Memory-free multivariate polynomials

I was looking for a package, that allows higher-order coordinate transforms. The idea would be an interface somewhat related to Base.evalpoly but capable of handling multiple dimensions. The use-case is non-linear deformations (warps) with a finite number of parameters.

Maybe I am missing something, but it seems like the ecosystem of MultivariatePolynomial.jl is not idal for this usecase, since being free of per-call-allocations is absolutely essential for this task.

For this reason we ended up programming something by using a recursive dispatch structure. Is it worth releasing
EvalMultiPoly.jl ? Hope it is useful.

FastChebInterp.jl supports this (expressing multivariate polynomials in a Chebyshev basis, which is much better than the monomial basis if the degree is not small). Its polynomial evaluation is allocation-free.

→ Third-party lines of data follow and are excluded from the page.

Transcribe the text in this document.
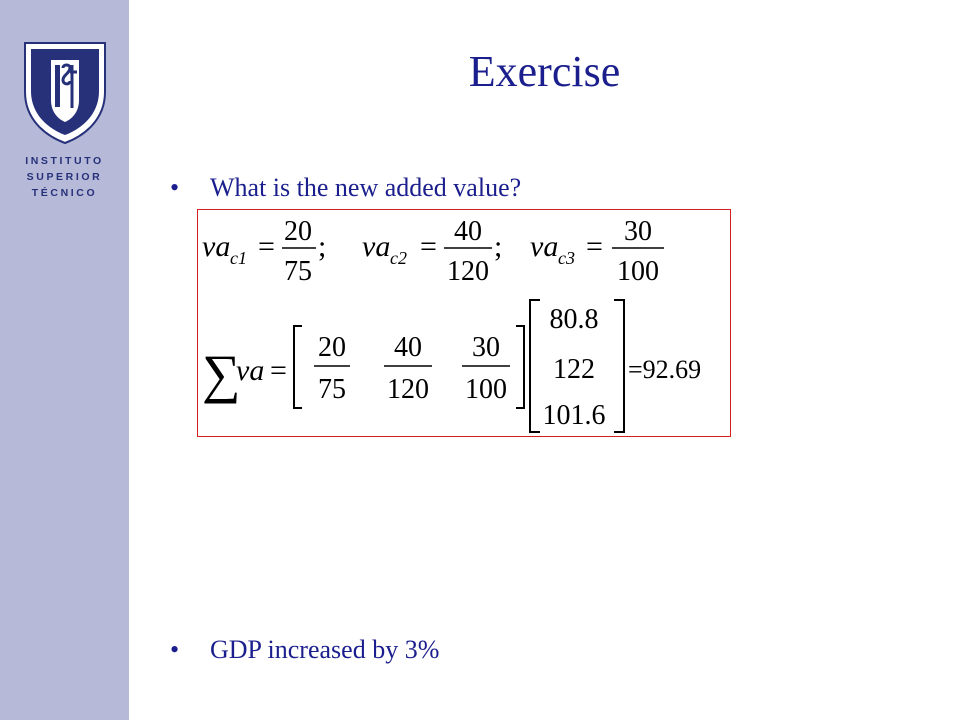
INSTITUTO
SUPERIOR
TÉCNICO
Exercise
• What is the new added value?
va c1 = 20
75
; va c2 = 40
120
; va c3 = 30
100
∑
va =
20
75
40
120
30
100
80.8
122
101.6
=92.69
• GDP increased by 3%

Or did you want the polynomial construction to be allocation free too? In the multivariate case that corresponds to a quite small degree.

1 Like

Couldn’t you also call evalpoly with StaticArrays.jl coefficients, recursively?

Thanks for this useful comment. I have zero experience with Chebyshev polynomials but recently got alerted to their role in sampling at the edge of band-limited signals.
I will try to use them for the mentioned interpolation task (last lines in the readme) to see how they perform in this task. Yes, it is the evaluation that needs to be allocation-free, when applied to millios of values via broadcasting.

I don’t understand quite how you would do this. Probably I am missing the math/idea on how to express a multivariate polynomial as a recursive application of monovariate polynomials. Even if this works, what would be the advantage? Less combinatoric explosion?

AFAIK the TypedPolynomials.jl implementation of MultivariatePolynomials.jl should satisfy this, no?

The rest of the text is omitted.